Vom diesem Lehenswechsel zeugt im Chorgewölbe von St.Arbogast ein Schlusstein. Er zeigt das Wappen von Konrad VIII. Münch (1324-1378) und seiner Gattin Katharina von Löwenburg. Konrad hatte begehrliche Blicke auf Muttenz und den Wartenberg mit seinen Burgen geworfen. Diese waren in der Hand des Hauses Habsburg-Laufenburg, aus der er 1359 einen Teil des Lehens erhielt. Erst 1374 gelang es Konrad den Rest des Muttenzer Lehens zu erwerben.
[12]

In der ersten Hälfte des 15. Jahrhunderts wurde St.Arbogast zur Wehrkirche ausgebaut. Die Kirchhofmauer stockte man auf eine Höhe von bis zu sieben Metern auf. Sie erhielt einen Zinnenkranz und wurde von der Friedhofsumfassung zu einer eigentlichen Wehrmauer. Auch baute man zwei Tortürme, welche die beiden Zugänge zum ummauerten Kirchhof schützten. In den selben Zeitabschnitt fiel der Bau eines neuen Kirchturms mit drei Geschossen.

Der Kirchturm ist zwischen 1420 und 1435 erbaut worden.
[13] Ein Allianzwappen an ihm ist ein Indiz für die Bauherrschaft, denn es zeigt das Wappen der Münch und der Von Eptingen. Dahinter verbergen sich Hans Thüring I. Münch (1394-1448), und Fröwelina von Eptingen. Hans Thüring war der einzige überlebende Sohn des um 1399 verstorbenen Johans IV. Münch. Wie seine beiden Brüder Wölfelin und Hartmann ergriff er ursprünglich eine geistliche Laufbahn.

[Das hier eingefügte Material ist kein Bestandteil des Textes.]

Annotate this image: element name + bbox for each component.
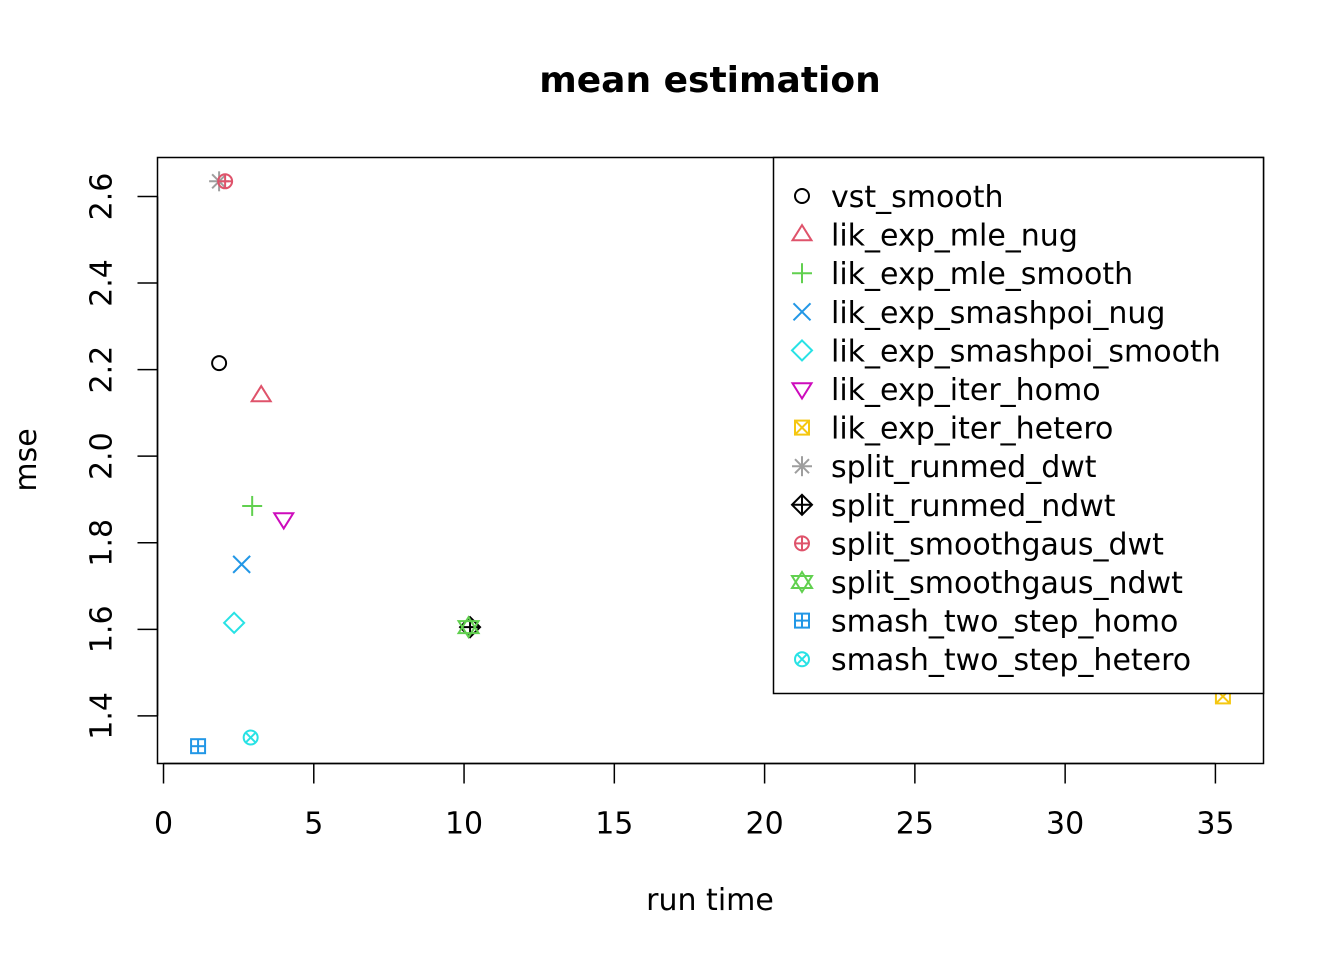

Ausbau zur Wehrkirche im 15. Jahrhundert

Hans Thüring war Domherr zu Basel. Auch bekleidete er das Amt eines Erzpriesters und 1410 erscheint er als Propst von St.Ursanne/JU. Doch das Leben eines keuschen Klerikers war seine Sache nicht. Davon zeugt der pikante Umstand dass er mit Fröwelina von Eptingen eine Mätresse in Delsberg/JU hatte. Nachdem seine Brüder verstorben waren, drohte dem Familienzweig das Aussterben. Hans Thüring legte seine geistlichen Ämter nieder und heiratete Fröwelina.
[14]

Die Ehe wurde um 1420 geschlossen. Hans Thüring verdankte seiner Gattin viel. 1396 war das Lehen Wartenberg-Muttenz an den Basler Kaufmann und Bürgermeister Jakob Zibol veräussert worden. Am 9. Mai 1419 kaufte "Jungfrow Fröwlins von Eptingen genant von Wildenstein" für Hans Thüring das Lehen für 2200 Gulden von Zibols Erben.
[15] Muttenz mit Gut und Leuten und der Wartenberg mit der vorderen und der mittleren Burg waren den Münch gesichert.

wappelmalereien muench und loewenburg am triumphbogen

Malereien im Triumphbogen des Chors, mit Wappen die wohl mit Konrad VIII. Münch und seiner Gattin Katahrina von Löwenburg in Zusammenhang stehen. Unter Konrad erlangen die Münch im 14. Jahrhundert die Herrschaft Muttenz.

Die erwähnten Burgen auf dem Wartenberg waren allerdings zu diesem Zeitpunkt schon weitgehend bedeutungslos geworden. Mochten sie früher der Dorfbevölkerung als Refugium in kriegerischen Zeiten gedient haben, so hatte nun die Wehrkirche diese Aufgabe übernommen. Als 1465 die Solothurner das Dorf überfielen, bot den Leuten von Muttenz ihre Kirche Zuflucht.
[16] Hans Thüring Münch stiftete "seiner" Kirche auch einen Altar zu Ehren Marias.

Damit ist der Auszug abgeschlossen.